Two things happened at the hospital in the larger, nearby town of Urgench. I had two stitches to close up a cut on my head. And when an X-ray showed my collarbone was broken, the local doctor suggested surgery immediately. He said there were chips of bone that could sever an important artery if not removed.
Here are the two lessons I learned.
Lesson No.1: Get a second opinion, and have an exit strategy. I’m a member of MedjetAssist.com, a medical evacuation service that has doctors on call around-the-clock and that will take you by private jet to a hospital of your choice if you require hospitalization when you’re away from home. One of my crew called MedjetAssist, and even as the local doctor was suggesting surgery, the MedjetAssist doctor was calling a specialist in bone injuries. Within minutes, a US-based doctor advised me that most collarbones can heal themselves, and I should refuse surgery. And since I was headed home in three days, as long as my shoulder was in a sling, I’d be able to be X-rayed and receive treatment at home in a much more modern facility.

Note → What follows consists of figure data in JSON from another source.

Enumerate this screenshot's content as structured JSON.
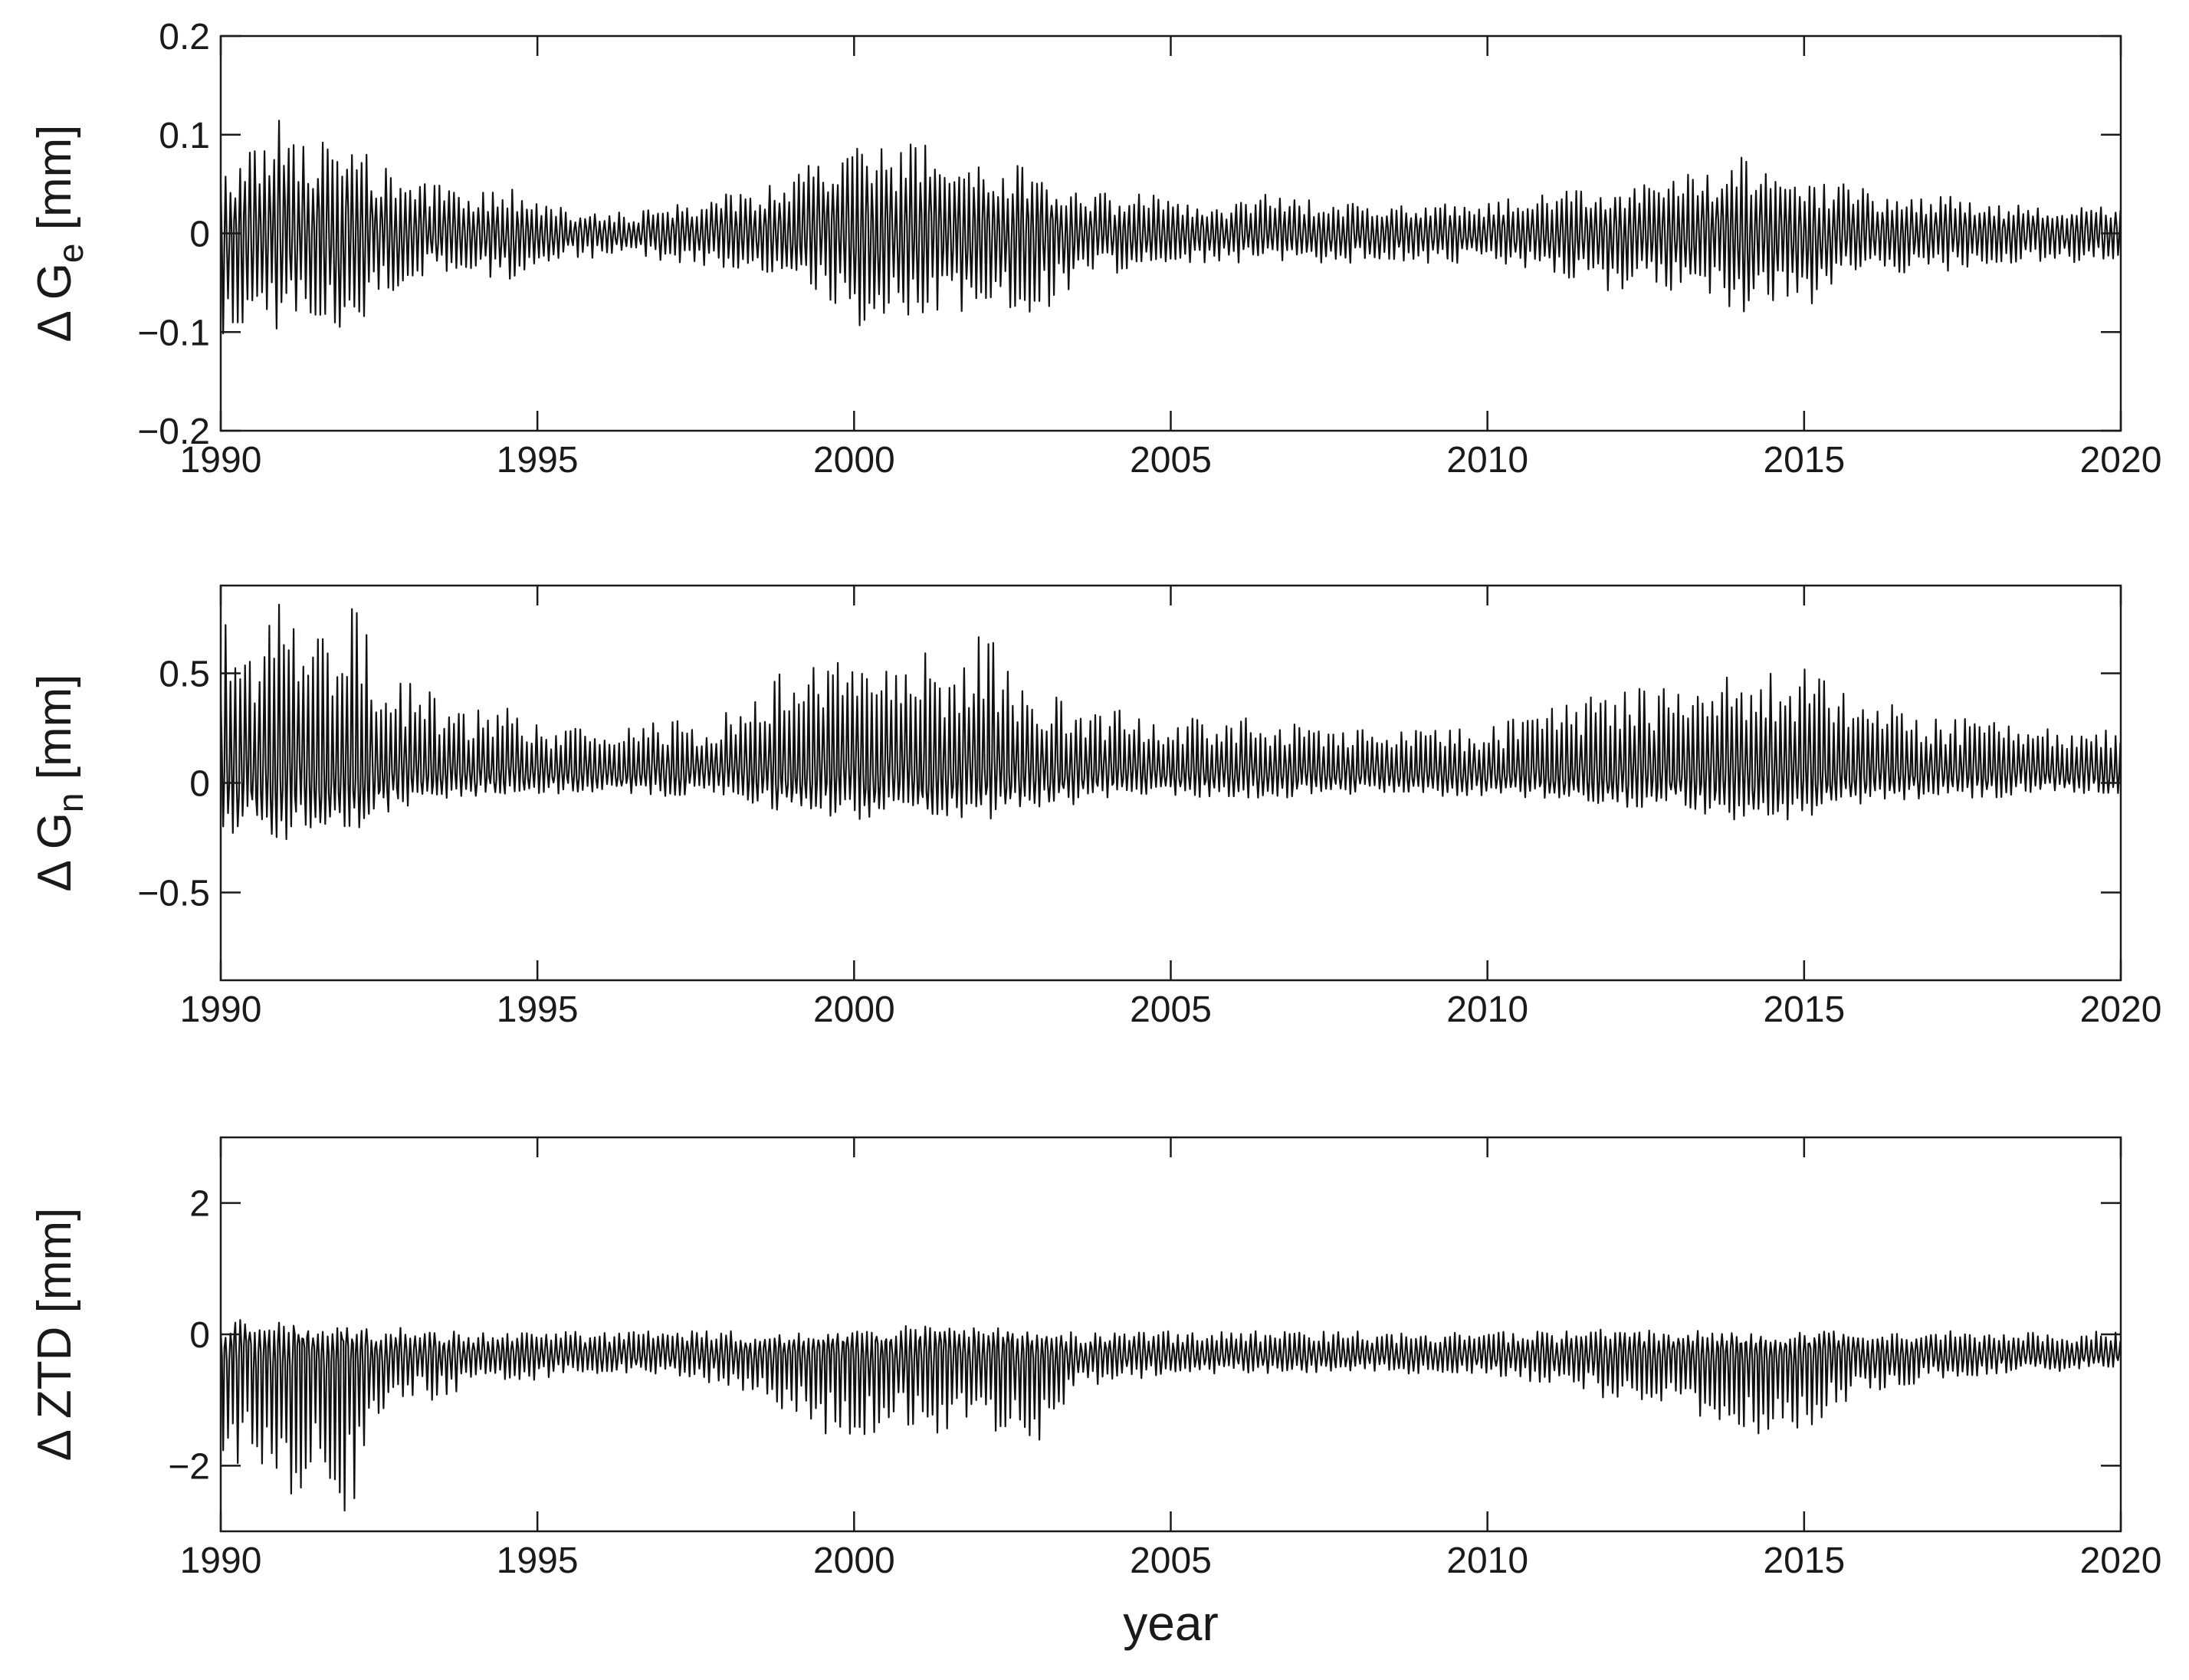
{
  "chart_data": [
    {
      "type": "line",
      "ylabel": {
        "prefix": "Δ G",
        "sub": "e",
        "unit": " [mm]"
      },
      "xlim": [
        1990,
        2020
      ],
      "ylim": [
        -0.2,
        0.2
      ],
      "xticks": [
        1990,
        1995,
        2000,
        2005,
        2010,
        2015,
        2020
      ],
      "yticks": [
        -0.2,
        -0.1,
        0,
        0.1,
        0.2
      ],
      "ytick_labels": [
        "−0.2",
        "−0.1",
        "0",
        "0.1",
        "0.2"
      ],
      "x": [
        1990.0,
        1990.5,
        1991.0,
        1991.5,
        1992.0,
        1992.5,
        1993.0,
        1993.5,
        1994.0,
        1994.5,
        1995.0,
        1995.5,
        1996.0,
        1996.5,
        1997.0,
        1997.5,
        1998.0,
        1998.5,
        1999.0,
        1999.5,
        2000.0,
        2000.5,
        2001.0,
        2001.5,
        2002.0,
        2002.5,
        2003.0,
        2003.5,
        2004.0,
        2004.5,
        2005.0,
        2005.5,
        2006.0,
        2006.5,
        2007.0,
        2007.5,
        2008.0,
        2008.5,
        2009.0,
        2009.5,
        2010.0,
        2010.5,
        2011.0,
        2011.5,
        2012.0,
        2012.5,
        2013.0,
        2013.5,
        2014.0,
        2014.5,
        2015.0,
        2015.5,
        2016.0,
        2016.5,
        2017.0,
        2017.5,
        2018.0,
        2018.5,
        2019.0,
        2019.5,
        2020.0
      ],
      "upper": [
        0.06,
        0.09,
        0.13,
        0.09,
        0.1,
        0.07,
        0.05,
        0.05,
        0.04,
        0.05,
        0.03,
        0.025,
        0.025,
        0.02,
        0.03,
        0.03,
        0.04,
        0.05,
        0.06,
        0.08,
        0.09,
        0.09,
        0.1,
        0.07,
        0.07,
        0.07,
        0.06,
        0.05,
        0.04,
        0.04,
        0.04,
        0.03,
        0.03,
        0.04,
        0.04,
        0.03,
        0.03,
        0.03,
        0.03,
        0.03,
        0.03,
        0.04,
        0.04,
        0.05,
        0.05,
        0.06,
        0.06,
        0.06,
        0.08,
        0.06,
        0.06,
        0.05,
        0.05,
        0.04,
        0.04,
        0.04,
        0.03,
        0.03,
        0.03,
        0.03,
        0.03
      ],
      "lower": [
        -0.12,
        -0.09,
        -0.1,
        -0.1,
        -0.11,
        -0.07,
        -0.05,
        -0.04,
        -0.04,
        -0.05,
        -0.03,
        -0.025,
        -0.025,
        -0.02,
        -0.03,
        -0.03,
        -0.04,
        -0.05,
        -0.06,
        -0.07,
        -0.1,
        -0.08,
        -0.09,
        -0.09,
        -0.08,
        -0.08,
        -0.08,
        -0.05,
        -0.04,
        -0.04,
        -0.03,
        -0.03,
        -0.03,
        -0.03,
        -0.03,
        -0.03,
        -0.03,
        -0.03,
        -0.03,
        -0.03,
        -0.03,
        -0.04,
        -0.04,
        -0.05,
        -0.06,
        -0.06,
        -0.06,
        -0.07,
        -0.09,
        -0.08,
        -0.08,
        -0.05,
        -0.04,
        -0.04,
        -0.04,
        -0.04,
        -0.03,
        -0.03,
        -0.03,
        -0.03,
        -0.03
      ],
      "center": 0
    },
    {
      "type": "line",
      "ylabel": {
        "prefix": "Δ G",
        "sub": "n",
        "unit": " [mm]"
      },
      "xlim": [
        1990,
        2020
      ],
      "ylim": [
        -0.9,
        0.9
      ],
      "xticks": [
        1990,
        1995,
        2000,
        2005,
        2010,
        2015,
        2020
      ],
      "yticks": [
        -0.5,
        0,
        0.5
      ],
      "ytick_labels": [
        "−0.5",
        "0",
        "0.5"
      ],
      "x": [
        1990.0,
        1990.5,
        1991.0,
        1991.5,
        1992.0,
        1992.5,
        1993.0,
        1993.5,
        1994.0,
        1994.5,
        1995.0,
        1995.5,
        1996.0,
        1996.5,
        1997.0,
        1997.5,
        1998.0,
        1998.5,
        1999.0,
        1999.5,
        2000.0,
        2000.5,
        2001.0,
        2001.5,
        2002.0,
        2002.5,
        2003.0,
        2003.5,
        2004.0,
        2004.5,
        2005.0,
        2005.5,
        2006.0,
        2006.5,
        2007.0,
        2007.5,
        2008.0,
        2008.5,
        2009.0,
        2009.5,
        2010.0,
        2010.5,
        2011.0,
        2011.5,
        2012.0,
        2012.5,
        2013.0,
        2013.5,
        2014.0,
        2014.5,
        2015.0,
        2015.5,
        2016.0,
        2016.5,
        2017.0,
        2017.5,
        2018.0,
        2018.5,
        2019.0,
        2019.5,
        2020.0
      ],
      "upper": [
        0.75,
        0.7,
        0.9,
        0.7,
        0.85,
        0.6,
        0.45,
        0.4,
        0.35,
        0.35,
        0.3,
        0.25,
        0.25,
        0.25,
        0.3,
        0.3,
        0.35,
        0.45,
        0.55,
        0.55,
        0.6,
        0.55,
        0.65,
        0.5,
        0.75,
        0.5,
        0.45,
        0.35,
        0.35,
        0.3,
        0.3,
        0.3,
        0.3,
        0.3,
        0.3,
        0.25,
        0.25,
        0.25,
        0.25,
        0.25,
        0.25,
        0.3,
        0.35,
        0.4,
        0.45,
        0.45,
        0.45,
        0.5,
        0.55,
        0.55,
        0.55,
        0.45,
        0.4,
        0.35,
        0.3,
        0.3,
        0.3,
        0.25,
        0.25,
        0.25,
        0.25
      ],
      "lower": [
        -0.25,
        -0.2,
        -0.3,
        -0.25,
        -0.25,
        -0.15,
        -0.1,
        -0.08,
        -0.06,
        -0.06,
        -0.05,
        -0.05,
        -0.05,
        -0.05,
        -0.06,
        -0.06,
        -0.08,
        -0.1,
        -0.15,
        -0.15,
        -0.2,
        -0.15,
        -0.18,
        -0.15,
        -0.18,
        -0.15,
        -0.12,
        -0.1,
        -0.08,
        -0.07,
        -0.07,
        -0.07,
        -0.07,
        -0.07,
        -0.07,
        -0.06,
        -0.06,
        -0.06,
        -0.06,
        -0.06,
        -0.06,
        -0.07,
        -0.08,
        -0.1,
        -0.12,
        -0.12,
        -0.12,
        -0.15,
        -0.18,
        -0.18,
        -0.17,
        -0.12,
        -0.1,
        -0.08,
        -0.07,
        -0.07,
        -0.07,
        -0.06,
        -0.06,
        -0.06,
        -0.06
      ],
      "center": 0.05
    },
    {
      "type": "line",
      "ylabel": {
        "prefix": "Δ ZTD",
        "sub": "",
        "unit": " [mm]"
      },
      "xlabel": "year",
      "xlim": [
        1990,
        2020
      ],
      "ylim": [
        -3,
        3
      ],
      "xticks": [
        1990,
        1995,
        2000,
        2005,
        2010,
        2015,
        2020
      ],
      "yticks": [
        -2,
        0,
        2
      ],
      "ytick_labels": [
        "−2",
        "0",
        "2"
      ],
      "x": [
        1990.0,
        1990.5,
        1991.0,
        1991.5,
        1992.0,
        1992.5,
        1993.0,
        1993.5,
        1994.0,
        1994.5,
        1995.0,
        1995.5,
        1996.0,
        1996.5,
        1997.0,
        1997.5,
        1998.0,
        1998.5,
        1999.0,
        1999.5,
        2000.0,
        2000.5,
        2001.0,
        2001.5,
        2002.0,
        2002.5,
        2003.0,
        2003.5,
        2004.0,
        2004.5,
        2005.0,
        2005.5,
        2006.0,
        2006.5,
        2007.0,
        2007.5,
        2008.0,
        2008.5,
        2009.0,
        2009.5,
        2010.0,
        2010.5,
        2011.0,
        2011.5,
        2012.0,
        2012.5,
        2013.0,
        2013.5,
        2014.0,
        2014.5,
        2015.0,
        2015.5,
        2016.0,
        2016.5,
        2017.0,
        2017.5,
        2018.0,
        2018.5,
        2019.0,
        2019.5,
        2020.0
      ],
      "upper": [
        0.2,
        0.25,
        0.2,
        0.15,
        0.1,
        0.1,
        0.1,
        0.05,
        0.05,
        0.05,
        0.05,
        0.05,
        0.05,
        0.05,
        0.05,
        0.05,
        0.05,
        0.05,
        0.05,
        0.1,
        0.1,
        0.1,
        0.15,
        0.1,
        0.1,
        0.1,
        0.05,
        0.05,
        0.05,
        0.05,
        0.05,
        0.05,
        0.05,
        0.05,
        0.05,
        0.05,
        0.05,
        0.05,
        0.05,
        0.05,
        0.05,
        0.05,
        0.05,
        0.1,
        0.1,
        0.1,
        0.1,
        0.05,
        0.05,
        0.05,
        0.05,
        0.05,
        0.05,
        0.05,
        0.05,
        0.05,
        0.05,
        0.05,
        0.05,
        0.05,
        0.05
      ],
      "lower": [
        -2.1,
        -2.0,
        -2.5,
        -2.2,
        -2.8,
        -1.5,
        -1.0,
        -1.0,
        -0.8,
        -0.8,
        -0.7,
        -0.6,
        -0.6,
        -0.6,
        -0.6,
        -0.7,
        -0.8,
        -1.0,
        -1.2,
        -1.5,
        -1.7,
        -1.5,
        -1.6,
        -1.5,
        -1.5,
        -1.5,
        -1.7,
        -0.9,
        -0.7,
        -0.7,
        -0.6,
        -0.6,
        -0.6,
        -0.6,
        -0.6,
        -0.6,
        -0.6,
        -0.6,
        -0.6,
        -0.6,
        -0.6,
        -0.7,
        -0.8,
        -0.9,
        -1.0,
        -1.1,
        -1.1,
        -1.3,
        -1.6,
        -1.5,
        -1.6,
        -1.1,
        -0.9,
        -0.8,
        -0.7,
        -0.7,
        -0.6,
        -0.6,
        -0.6,
        -0.5,
        -0.5
      ],
      "center": -0.3
    }
  ]
}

Lesson No. 2: Pay attention, something I didn’t do as well as I should have. Four days later, at the Mayo clinic in Rochester, Minn., I could not answer the examining physician’s question as to whether or not the needle used to put in my stitches came out of a sealed packet or not. In other words, was the equipment used to sew up my scalp sterilized or not?
The likelihood of my contracting a disease from a dirty needle was miniscule, I learned after meeting with an infectious disease specialist at the Mayo Clinic. But that was a meeting I wouldn’t have had to take if I’d been able to tell my attending physician with certainty that the needle used days before was sterile.
It can be difficult to pay attention when you’re hurt. But if you can, do so. It’s easy to buy access to medical care (or evacuation, if necessary) through companies such as MedjetAssist.com. I’d recommend not leaving home without it.